Female Pirates Who Were Every Bit as Fearsome as Blackbeard

D.G. Hewitt - March 1, 2018

Female Pirates Who Were Every Bit as Fearsome as Blackbeard
Did pirate Grace O’Malley really bring a dagger to her meeting with Queen Elizabeth I? Wikimedia.

Grace O’Malley

Think all pirates were rough-and-ready men who took to the seas to escape poverty? Think again! Grace O’Malley was none of these things. In fact, she was born into Irish nobility, the daughter of southern Irish chieftain and wealthy sea trader. As befits such a young lady, she received a fine education, learning Latin and, just as importantly, how to run an estate.

However, it was not her books that fascinated young Grace, but the sea. Such was her desire to sail, she famously cut her own hair and dressed as a boy in a failed attempt to get a job on one of her father’s vessels. The exploit may not have got her on a boat to Spain, but it did earn her the nickname ‘Grainne Umhaill’ (or ‘cropped hair’), which would stick for the rest of her life.

In 1546, Grace was married, though for politics instead of love.
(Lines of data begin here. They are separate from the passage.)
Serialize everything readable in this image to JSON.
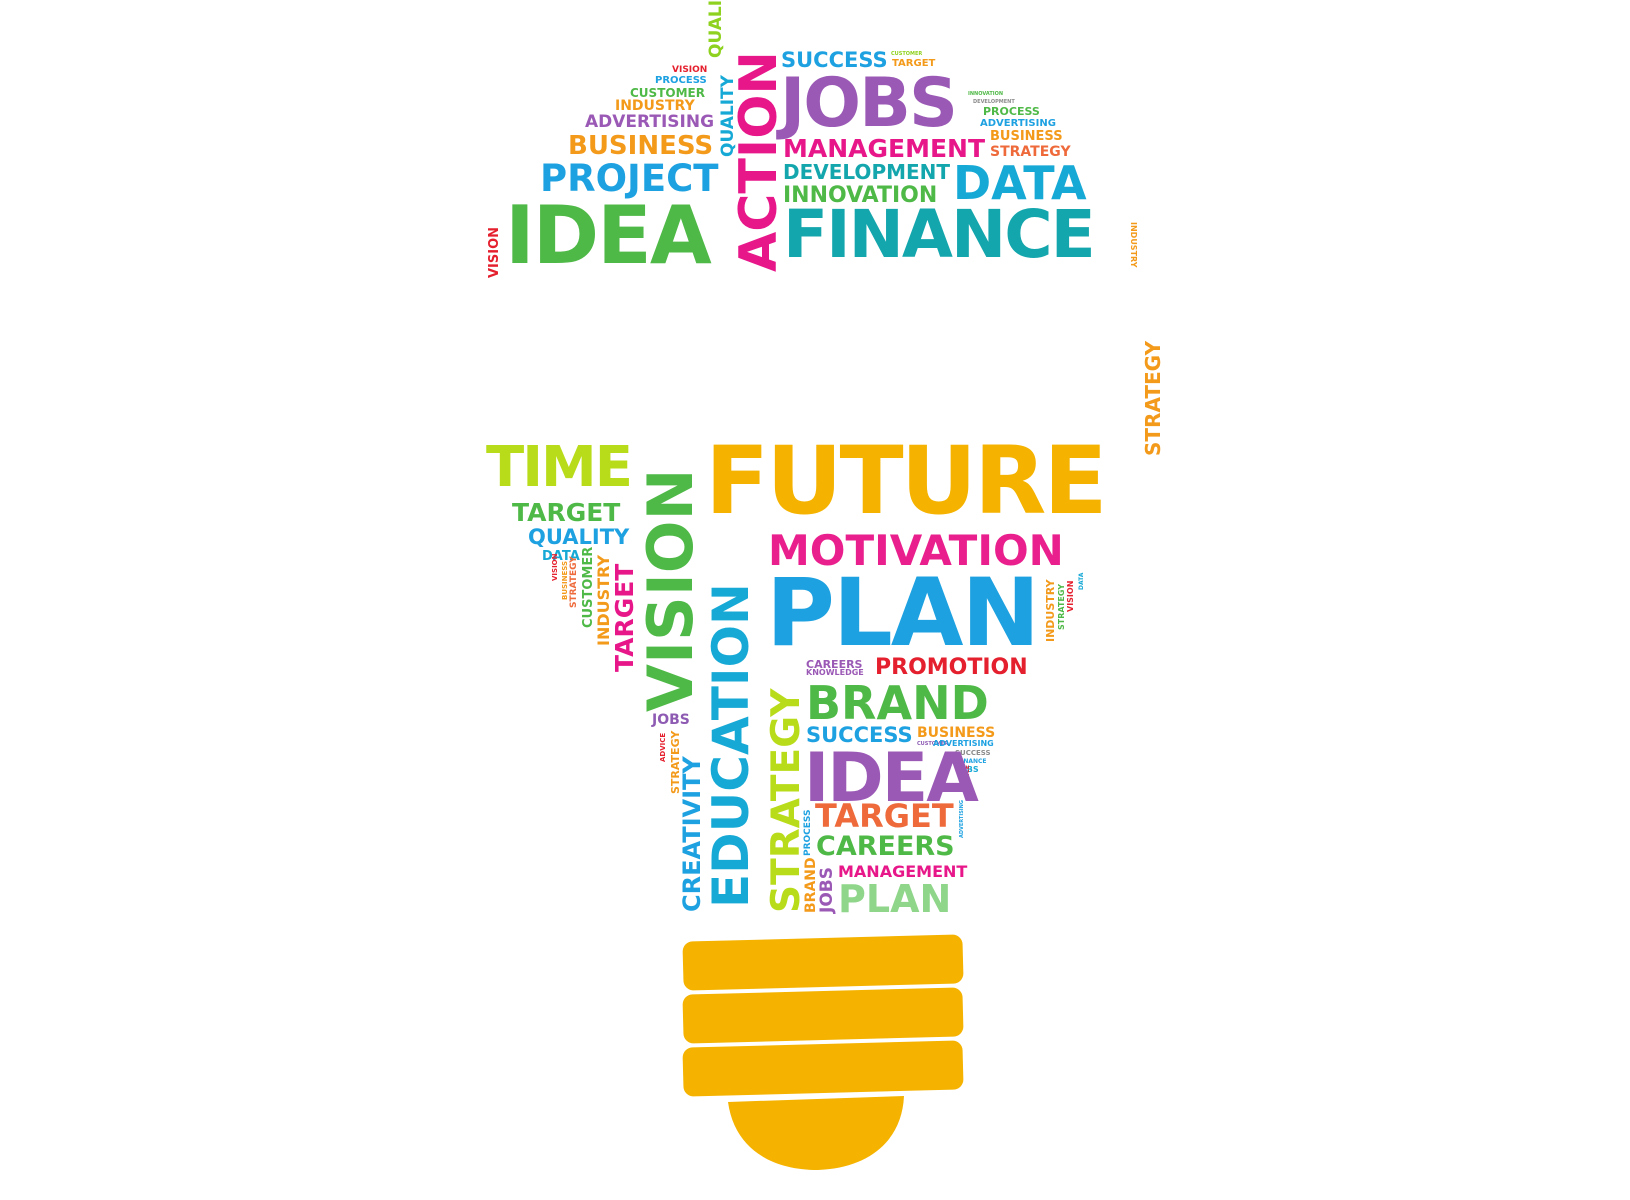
{
  "palette": {
    "red": "#e5202e",
    "magenta": "#e7178a",
    "pink": "#ea1f8e",
    "purple": "#9b59b6",
    "violet": "#8e5bb3",
    "blue": "#1ea1e1",
    "cyan": "#17a9d6",
    "teal": "#14a6ad",
    "green": "#4fb947",
    "lime": "#8ed11e",
    "yellowgreen": "#b9dc1a",
    "orange": "#f39a1b",
    "amber": "#f4ab10",
    "gold": "#f5b300",
    "coral": "#ee6a3b",
    "salmon": "#f08a5d",
    "grey": "#8c8c8c",
    "bulb_base": "#f5b300"
  },
  "words": [
    {
      "text": "SUCCESS",
      "color": "#1ea1e1"
    },
    {
      "text": "CUSTOMER",
      "color": "#8ed11e"
    },
    {
      "text": "TARGET",
      "color": "#f39a1b"
    },
    {
      "text": "VISION",
      "color": "#e5202e"
    },
    {
      "text": "PROCESS",
      "color": "#1ea1e1"
    },
    {
      "text": "CUSTOMER",
      "color": "#4fb947"
    },
    {
      "text": "INDUSTRY",
      "color": "#f39a1b"
    },
    {
      "text": "QUALITY",
      "color": "#8ed11e"
    },
    {
      "text": "ADVERTISING",
      "color": "#9b59b6"
    },
    {
      "text": "BUSINESS",
      "color": "#f39a1b"
    },
    {
      "text": "QUALITY",
      "color": "#17a9d6"
    },
    {
      "text": "PROJECT",
      "color": "#1ea1e1"
    },
    {
      "text": "ACTION",
      "color": "#e7178a"
    },
    {
      "text": "JOBS",
      "color": "#9b59b6"
    },
    {
      "text": "INNOVATION",
      "color": "#4fb947"
    },
    {
      "text": "DEVELOPMENT",
      "color": "#8c8c8c"
    },
    {
      "text": "PROCESS",
      "color": "#4fb947"
    },
    {
      "text": "ADVERTISING",
      "color": "#1ea1e1"
    },
    {
      "text": "BUSINESS",
      "color": "#f39a1b"
    },
    {
      "text": "MANAGEMENT",
      "color": "#e7178a"
    },
    {
      "text": "STRATEGY",
      "color": "#ee6a3b"
    },
    {
      "text": "DEVELOPMENT",
      "color": "#14a6ad"
    },
    {
      "text": "INNOVATION",
      "color": "#4fb947"
    },
    {
      "text": "DATA",
      "color": "#17a9d6"
    },
    {
      "text": "VISION",
      "color": "#e5202e"
    },
    {
      "text": "IDEA",
      "color": "#4fb947"
    },
    {
      "text": "FINANCE",
      "color": "#14a6ad"
    },
    {
      "text": "INDUSTRY",
      "color": "#f39a1b"
    },
    {
      "text": "STRATEGY",
      "color": "#f39a1b"
    },
    {
      "text": "TIME",
      "color": "#b9dc1a"
    },
    {
      "text": "VISION",
      "color": "#4fb947"
    },
    {
      "text": "FUTURE",
      "color": "#f5b300"
    },
    {
      "text": "TARGET",
      "color": "#4fb947"
    },
    {
      "text": "QUALITY",
      "color": "#1ea1e1"
    },
    {
      "text": "DATA",
      "color": "#17a9d6"
    },
    {
      "text": "VISION",
      "color": "#e5202e"
    },
    {
      "text": "BUSINESS",
      "color": "#f39a1b"
    },
    {
      "text": "STRATEGY",
      "color": "#ee6a3b"
    },
    {
      "text": "CUSTOMER",
      "color": "#4fb947"
    },
    {
      "text": "INDUSTRY",
      "color": "#f39a1b"
    },
    {
      "text": "TARGET",
      "color": "#e7178a"
    },
    {
      "text": "EDUCATION",
      "color": "#17a9d6"
    },
    {
      "text": "MOTIVATION",
      "color": "#ea1f8e"
    },
    {
      "text": "PLAN",
      "color": "#1ea1e1"
    },
    {
      "text": "INDUSTRY",
      "color": "#f39a1b"
    },
    {
      "text": "STRATEGY",
      "color": "#4fb947"
    },
    {
      "text": "VISION",
      "color": "#e5202e"
    },
    {
      "text": "DATA",
      "color": "#17a9d6"
    },
    {
      "text": "CAREERS",
      "color": "#9b59b6"
    },
    {
      "text": "KNOWLEDGE",
      "color": "#9b59b6"
    },
    {
      "text": "PROMOTION",
      "color": "#e5202e"
    },
    {
      "text": "STRATEGY",
      "color": "#b9dc1a"
    },
    {
      "text": "BRAND",
      "color": "#4fb947"
    },
    {
      "text": "JOBS",
      "color": "#8e5bb3"
    },
    {
      "text": "ADVICE",
      "color": "#e5202e"
    },
    {
      "text": "STRATEGY",
      "color": "#f39a1b"
    },
    {
      "text": "SUCCESS",
      "color": "#1ea1e1"
    },
    {
      "text": "BUSINESS",
      "color": "#f39a1b"
    },
    {
      "text": "CUSTOMER",
      "color": "#8e5bb3"
    },
    {
      "text": "ADVERTISING",
      "color": "#1ea1e1"
    },
    {
      "text": "SUCCESS",
      "color": "#8c8c8c"
    },
    {
      "text": "FINANCE",
      "color": "#1ea1e1"
    },
    {
      "text": "JOBS",
      "color": "#17a9d6"
    },
    {
      "text": "ADVICE",
      "color": "#e5202e"
    },
    {
      "text": "IDEA",
      "color": "#9b59b6"
    },
    {
      "text": "CREATIVITY",
      "color": "#1ea1e1"
    },
    {
      "text": "TARGET",
      "color": "#ee6a3b"
    },
    {
      "text": "ADVERTISING",
      "color": "#1ea1e1"
    },
    {
      "text": "PROCESS",
      "color": "#1ea1e1"
    },
    {
      "text": "CAREERS",
      "color": "#4fb947"
    },
    {
      "text": "BRAND",
      "color": "#f39a1b"
    },
    {
      "text": "JOBS",
      "color": "#9b59b6"
    },
    {
      "text": "MANAGEMENT",
      "color": "#e7178a"
    },
    {
      "text": "PLAN",
      "color": "#8fd68a"
    }
  ]
}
Her union with Donal, the son of another chieftain was certainly useful, and fruitful, too, producing three children. It was, however, quite short-lived. Donal was killed while out hunting, just one of many victims of the clan warfare that plagued Ireland during the sixteenth century. Grace was to be heartbroken again soon after. Following the death of her husband, she took a sailor for a lover, but he too was killed, this time by members of the MacMahon clan. Grace vowed revenge.
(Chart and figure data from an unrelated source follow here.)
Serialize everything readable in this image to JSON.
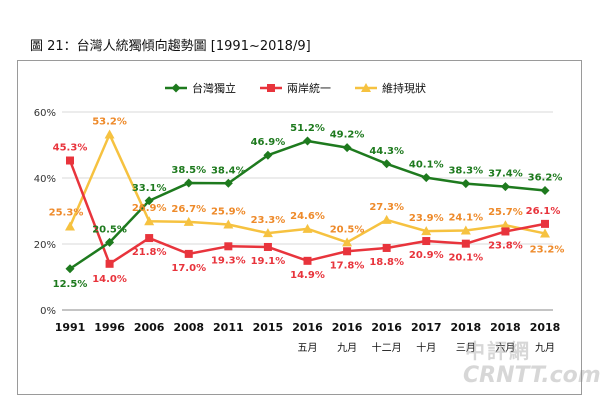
{
  "title": "圖 21：台灣人統獨傾向趨勢圖  [1991~2018/9]",
  "watermark": {
    "cn": "中評網",
    "latin": "CRNTT.com"
  },
  "chart_data": {
    "type": "line",
    "title": "圖 21：台灣人統獨傾向趨勢圖  [1991~2018/9]",
    "xlabel": "",
    "ylabel": "",
    "categories": [
      {
        "year": "1991",
        "month": ""
      },
      {
        "year": "1996",
        "month": ""
      },
      {
        "year": "2006",
        "month": ""
      },
      {
        "year": "2008",
        "month": ""
      },
      {
        "year": "2011",
        "month": ""
      },
      {
        "year": "2015",
        "month": ""
      },
      {
        "year": "2016",
        "month": "五月"
      },
      {
        "year": "2016",
        "month": "九月"
      },
      {
        "year": "2016",
        "month": "十二月"
      },
      {
        "year": "2017",
        "month": "十月"
      },
      {
        "year": "2018",
        "month": "三月"
      },
      {
        "year": "2018",
        "month": "六月"
      },
      {
        "year": "2018",
        "month": "九月"
      }
    ],
    "ylim": [
      0,
      60
    ],
    "yticks": [
      "0%",
      "20%",
      "40%",
      "60%"
    ],
    "grid": true,
    "legend_position": "top",
    "series": [
      {
        "name": "台灣獨立",
        "color": "#1e7a1e",
        "marker": "diamond",
        "values": [
          12.5,
          20.5,
          33.1,
          38.5,
          38.4,
          46.9,
          51.2,
          49.2,
          44.3,
          40.1,
          38.3,
          37.4,
          36.2
        ],
        "labels": [
          "12.5%",
          "20.5%",
          "33.1%",
          "38.5%",
          "38.4%",
          "46.9%",
          "51.2%",
          "49.2%",
          "44.3%",
          "40.1%",
          "38.3%",
          "37.4%",
          "36.2%"
        ]
      },
      {
        "name": "兩岸統一",
        "color": "#e8343c",
        "marker": "square",
        "values": [
          45.3,
          14.0,
          21.8,
          17.0,
          19.3,
          19.1,
          14.9,
          17.8,
          18.8,
          20.9,
          20.1,
          23.8,
          26.1
        ],
        "labels": [
          "45.3%",
          "14.0%",
          "21.8%",
          "17.0%",
          "19.3%",
          "19.1%",
          "14.9%",
          "17.8%",
          "18.8%",
          "20.9%",
          "20.1%",
          "23.8%",
          "26.1%"
        ]
      },
      {
        "name": "維持現狀",
        "color": "#f6c240",
        "marker": "triangle",
        "values": [
          25.3,
          53.2,
          26.9,
          26.7,
          25.9,
          23.3,
          24.6,
          20.5,
          27.3,
          23.9,
          24.1,
          25.7,
          23.2
        ],
        "labels": [
          "25.3%",
          "53.2%",
          "26.9%",
          "26.7%",
          "25.9%",
          "23.3%",
          "24.6%",
          "20.5%",
          "27.3%",
          "23.9%",
          "24.1%",
          "25.7%",
          "23.2%"
        ]
      }
    ],
    "label_colors": {
      "台灣獨立": "#1e7a1e",
      "兩岸統一": "#e8343c",
      "維持現狀": "#ee8a2a"
    }
  }
}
Under her command, her crew attacked a MacMahon clan stronghold, killing the men involved in her lover’s slaying. But even then her thirst for vengeance was not sated. Grace married again, with her union with Iarainn Bourke, or ‘Iron Richard’, giving the two families almost complete control of the seas off southern Ireland. But within a year, the couple were divorced. Showing her tactical awareness, Grace took the Burke stronghold of Rockfleet Castle, giving her a key advantage as she took to the seas to ward off English ships. According to most accounts, Grace was a skilled and fearless leader of men in naval battle, repelling the old enemy as the Tudor monarch tried to exert greater influence over Ireland, and fending off attacks from rival Irish clans.

So powerful did Grace O’Malley become that the English plotted to kidnap her two sons. They succeeded but did not break her. Instead, she boldly went straight to London in person, meeting face-to-face with Queen Elizabeth I. She convinced the monarch to not only let her sons go but to remove the hated Sir Richard Bingham from Ireland (according to legend, she had a dagger hidden on her person just in case the talks didn’t go so well).

Despite this woman-to-woman agreement, Grace returned home to Ireland and continued to support the campaign for Irish independence, going back on her word to Elizabeth. The last years of her life were dedicated to this cause. Her death at Rockfleet Castle in 1603 removed a huge thorn from the side of the English.